Citons à ce propos l’érudit bouddhiste Walpola Rahula : « la seule réponse raisonnable qu’on puisse faire est qu’il est impossible de répondre complètement et de manière satisfaisante par des mots, parce que le langage humain est trop pauvre pour pouvoir exprimer la vraie nature de la vérité absolue, de la réalité ultime qui est le Nirvāna. Le langage a été créé et utilisé par la masse des êtres humains pour exprimer des choses et des idées qu’éprouvent leurs sens et leur esprit. Une expérience surhumaine comme celle de la vérité absolue n’appartient pas à cette catégorie. […]
Les mots sont des symboles qui représentent les choses et les idées qui nous sont familières ; ces symboles ne traduisent pas, n’ont pas la faculté d’exprimer, la nature véritable des choses même les plus courantes. On doit comprendre que le langage est décevant et trompeur quand il s’agit de saisir la Vérité. […]
Nous ne pouvons pas néanmoins nous passer du langage. Mais si le Nirvāna doit être exprimé et expliqué en termes positifs, nous risquons immédiatement de nous attacher à une idée associée aux termes employés, qui pourrait être tout à fait à l’opposé. C’est pourquoi on emploie en général des expressions négatives, ce qui peut être moins dangereux. On fait donc souvent allusion au Nirvāna à l’aide de termes négatifs comme “extinction de la soif”, “non-composé”, “inconditionné”, “absence de désir”, “cessation”, “extinction” [17]. »
La Quatrième Noble Vérité : magga
Ce terme pâli signifie « sentier », « voie » ou « chemin ».
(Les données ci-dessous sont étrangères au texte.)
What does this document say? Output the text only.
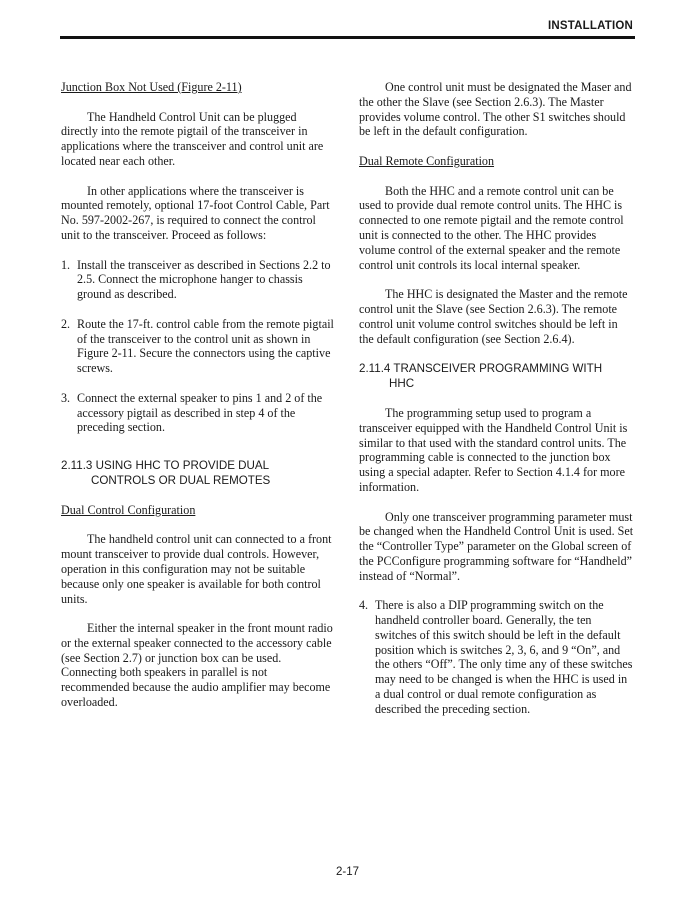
INSTALLATION

Junction Box Not Used (Figure 2-11)

The Handheld Control Unit can be plugged directly into the remote pigtail of the transceiver in applications where the transceiver and control unit are located near each other.

In other applications where the transceiver is mounted remotely, optional 17-foot Control Cable, Part No. 597-2002-267, is required to connect the control unit to the transceiver. Proceed as follows:

1. Install the transceiver as described in Sections 2.2 to 2.5. Connect the microphone hanger to chassis ground as described.
2. Route the 17-ft. control cable from the remote pigtail of the transceiver to the control unit as shown in Figure 2-11. Secure the connectors using the captive screws.
3. Connect the external speaker to pins 1 and 2 of the accessory pigtail as described in step 4 of the preceding section.
2.11.3 USING HHC TO PROVIDE DUAL
CONTROLS OR DUAL REMOTES

Dual Control Configuration

The handheld control unit can connected to a front mount transceiver to provide dual controls. However, operation in this configuration may not be suitable because only one speaker is available for both control units.

Either the internal speaker in the front mount radio or the external speaker connected to the accessory cable (see Section 2.7) or junction box can be used. Connecting both speakers in parallel is not recommended because the audio amplifier may become overloaded.

One control unit must be designated the Maser and the other the Slave (see Section 2.6.3). The Master provides volume control. The other S1 switches should be left in the default configuration.

Dual Remote Configuration

Both the HHC and a remote control unit can be used to provide dual remote control units. The HHC is connected to one remote pigtail and the remote control unit is connected to the other. The HHC provides volume control of the external speaker and the remote control unit controls its local internal speaker.

The HHC is designated the Master and the remote control unit the Slave (see Section 2.6.3). The remote control unit volume control switches should be left in the default configuration (see Section 2.6.4).

2.11.4 TRANSCEIVER PROGRAMMING WITH
HHC

The programming setup used to program a transceiver equipped with the Handheld Control Unit is similar to that used with the standard control units. The programming cable is connected to the junction box using a special adapter. Refer to Section 4.1.4 for more information.

Only one transceiver programming parameter must be changed when the Handheld Control Unit is used. Set the “Controller Type” parameter on the Global screen of the PCConfigure programming software for “Handheld” instead of “Normal”.

4. There is also a DIP programming switch on the handheld controller board. Generally, the ten switches of this switch should be left in the default position which is switches 2, 3, 6, and 9 “On”, and the others “Off”. The only time any of these switches may need to be changed is when the HHC is used in a dual control or dual remote configuration as described the preceding section.
2-17
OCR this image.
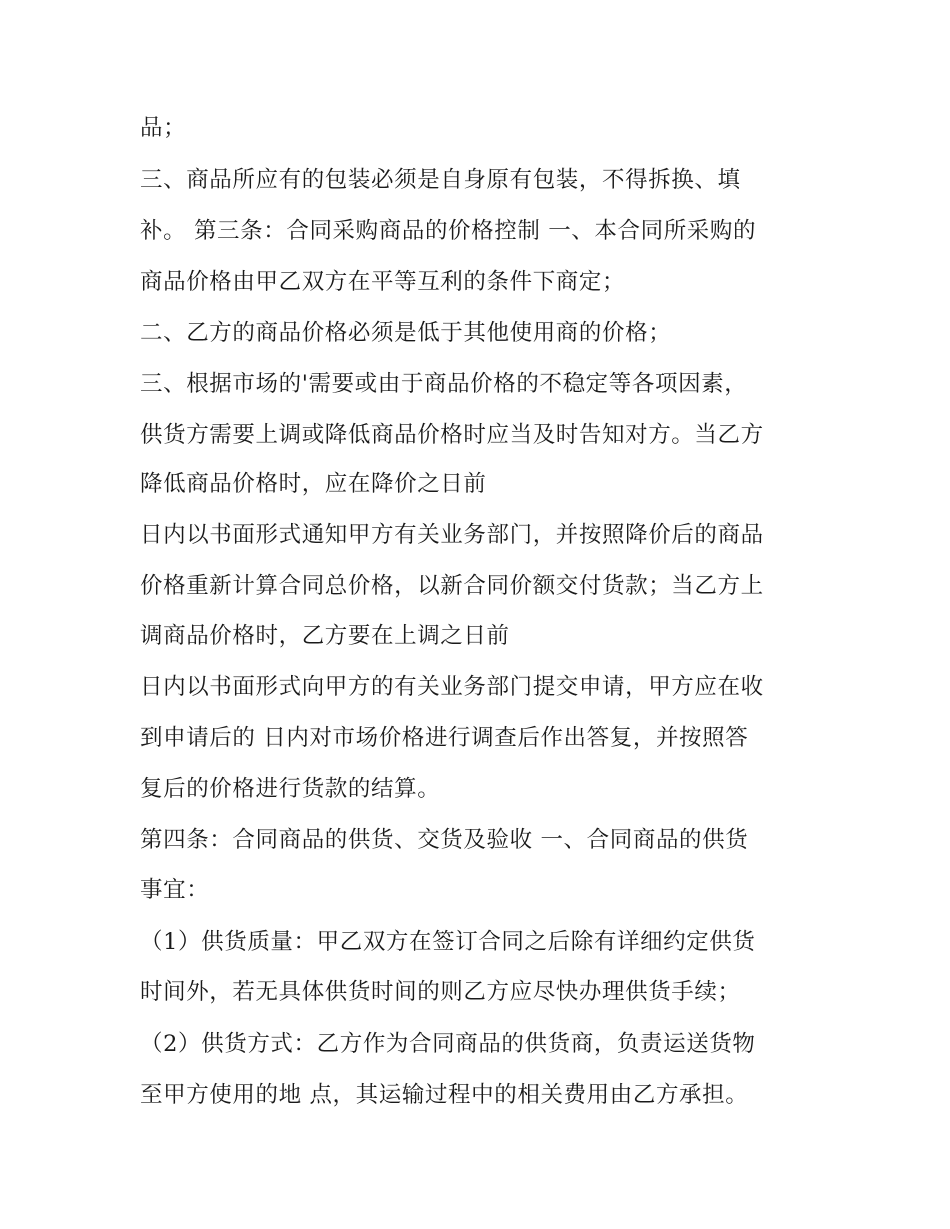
品；

三、商品所应有的包装必须是自身原有包装，不得拆换、填

补。 第三条：合同采购商品的价格控制 一、本合同所采购的

商品价格由甲乙双方在平等互利的条件下商定；

二、乙方的商品价格必须是低于其他使用商的价格；

三、根据市场的'需要或由于商品价格的不稳定等各项因素，

供货方需要上调或降低商品价格时应当及时告知对方。当乙方

降低商品价格时，应在降价之日前

日内以书面形式通知甲方有关业务部门，并按照降价后的商品

价格重新计算合同总价格，以新合同价额交付货款；当乙方上

调商品价格时，乙方要在上调之日前

日内以书面形式向甲方的有关业务部门提交申请，甲方应在收

到申请后的 日内对市场价格进行调查后作出答复，并按照答

复后的价格进行货款的结算。

第四条：合同商品的供货、交货及验收 一、合同商品的供货

事宜：

（1）供货质量：甲乙双方在签订合同之后除有详细约定供货

时间外，若无具体供货时间的则乙方应尽快办理供货手续；

（2）供货方式：乙方作为合同商品的供货商，负责运送货物

至甲方使用的地 点，其运输过程中的相关费用由乙方承担。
La voie qui permet d’atteindre « l’extinction de la soif », autrement dit le Nirvāna, est connue sous le nom de « Voie du Milieu », car elle est inspirée par la propre expérience du Bouddha, qui réalisa le danger que représente la voie des extrêmes, avec d’un côté la recherche du bonheur par le plaisir des sens (ce qui concerne la grande majorité de l’humanité) et, de l’autre, le rejet total de ce même plaisir en suivant des pratiques ascétiques non adaptées à la sensibilité de l’être, le poussant à traumatiser son corps et son âme à des fins illusoires de purification et de sanctification.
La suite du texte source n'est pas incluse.